Getting this balance wrong can result in a potential buyer withdrawing or not paying full value for the company. This article will guide you through a number of mechanisms that can be used to ensure confidentiality is maintained.

For tailored, expert advice on confidentiality and preparing a business for sale, talk to the team at Nash Advisory.  

1. Sign a strong Confidentiality Agreement

Confidentiality Agreements (CA) can sometimes be seen in the industry as a 'toothless tiger', but this really depends on the obligations that are inherent in the document each party must adhere to upon signing.

A very strong CA, which not only compels the company, but also the employees and advisors of the company (on an individual level) to keep all information confidential is a good start. People tend to act more carefully when there is an individual (rather than company-wide) consequence if confidentiality is breached. The CA should cover elements including:

  • Not speaking to employees of the target company
  • Not discussing any elements of the transaction or target company to anyone outside of people that have signed the CA
  • Not speaking to customers or suppliers

2. Redact key information

Another way to protect sensitive information from being used for gain by competitors is to redact certain elements of the information provided. This could be simply deleting the names of customers or products and putting in Customer 1, Customer 2, etc. or Product X, Product Y, and so on. For contracts, sensitive elements such as pricing lists or employee names can be blacked out.

This allows you to show your business performance and demonstrate the value of your business without giving away your intellectual property. Again, you need to strike the right balance between providing enough information and providing too much information. This is why receiving expert advice is critical to maintaining confidentiality.

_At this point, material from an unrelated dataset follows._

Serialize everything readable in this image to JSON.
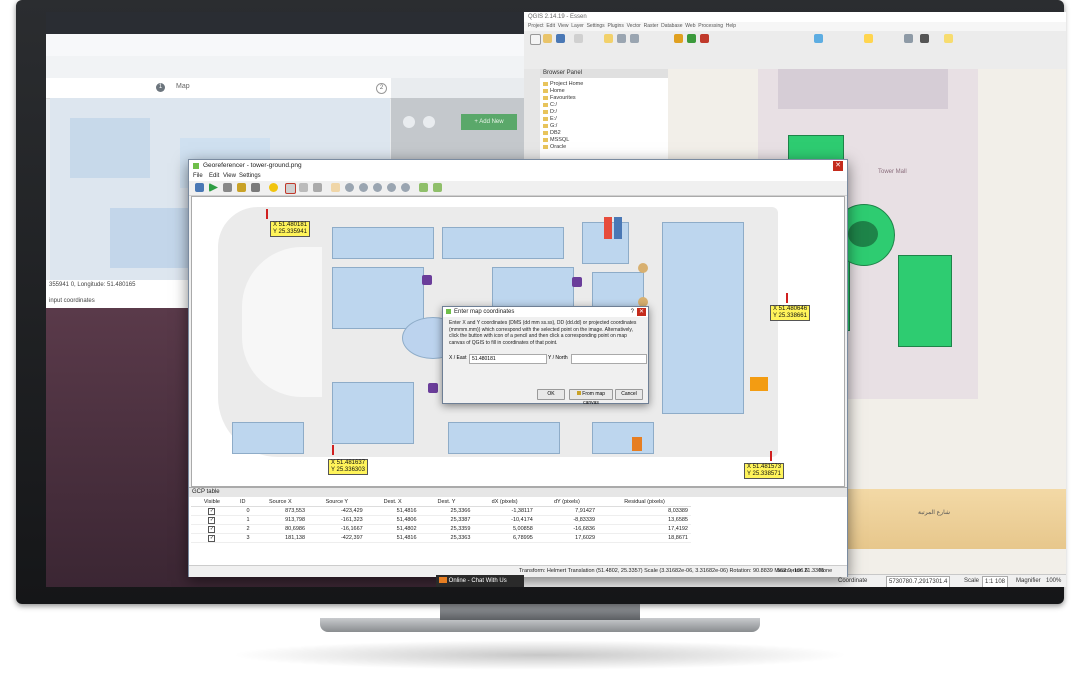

3. Run a tight process using a good online data room

Running a tight M&A process where all information is maintained in an online data room is critical to ensuring confidentiality. The data room should have the ability to track the documents being viewed by who, when, and how many times.

High quality data rooms also allow view-only restrictions to be placed on documents, preventing documents from being downloaded or printed. These types of restrictions should be applied to key documents like contracts or lease agreements which could be commercially sensitive to the company.

4. Reputation matters

Reputation is everything in business. If a breach of confidentiality does occur, then word will spread quickly that the company cannot be trusted in a sale process. This will not only prevent that company from getting access to future M&A deals, but many in the finance community will not want to work with a company that does not adhere to strong ethical principles.

It may be difficult to trust other businesses to behave ethically during a business sale, but professional reputation can and should be a powerful incentive for most business owners.

5. Have a confident and well-connected advisor running the process

A well connected and strong advisor running the sale process is a good way to ensure confidentiality. Your advisor can guide you through the first 4 points in this list, ensuring you share the right information and redact the key details.

The guidance of an experienced, professional advisor will make the entire sales process run much more smoothly, as well as ensuring you maximise the sale value of your business.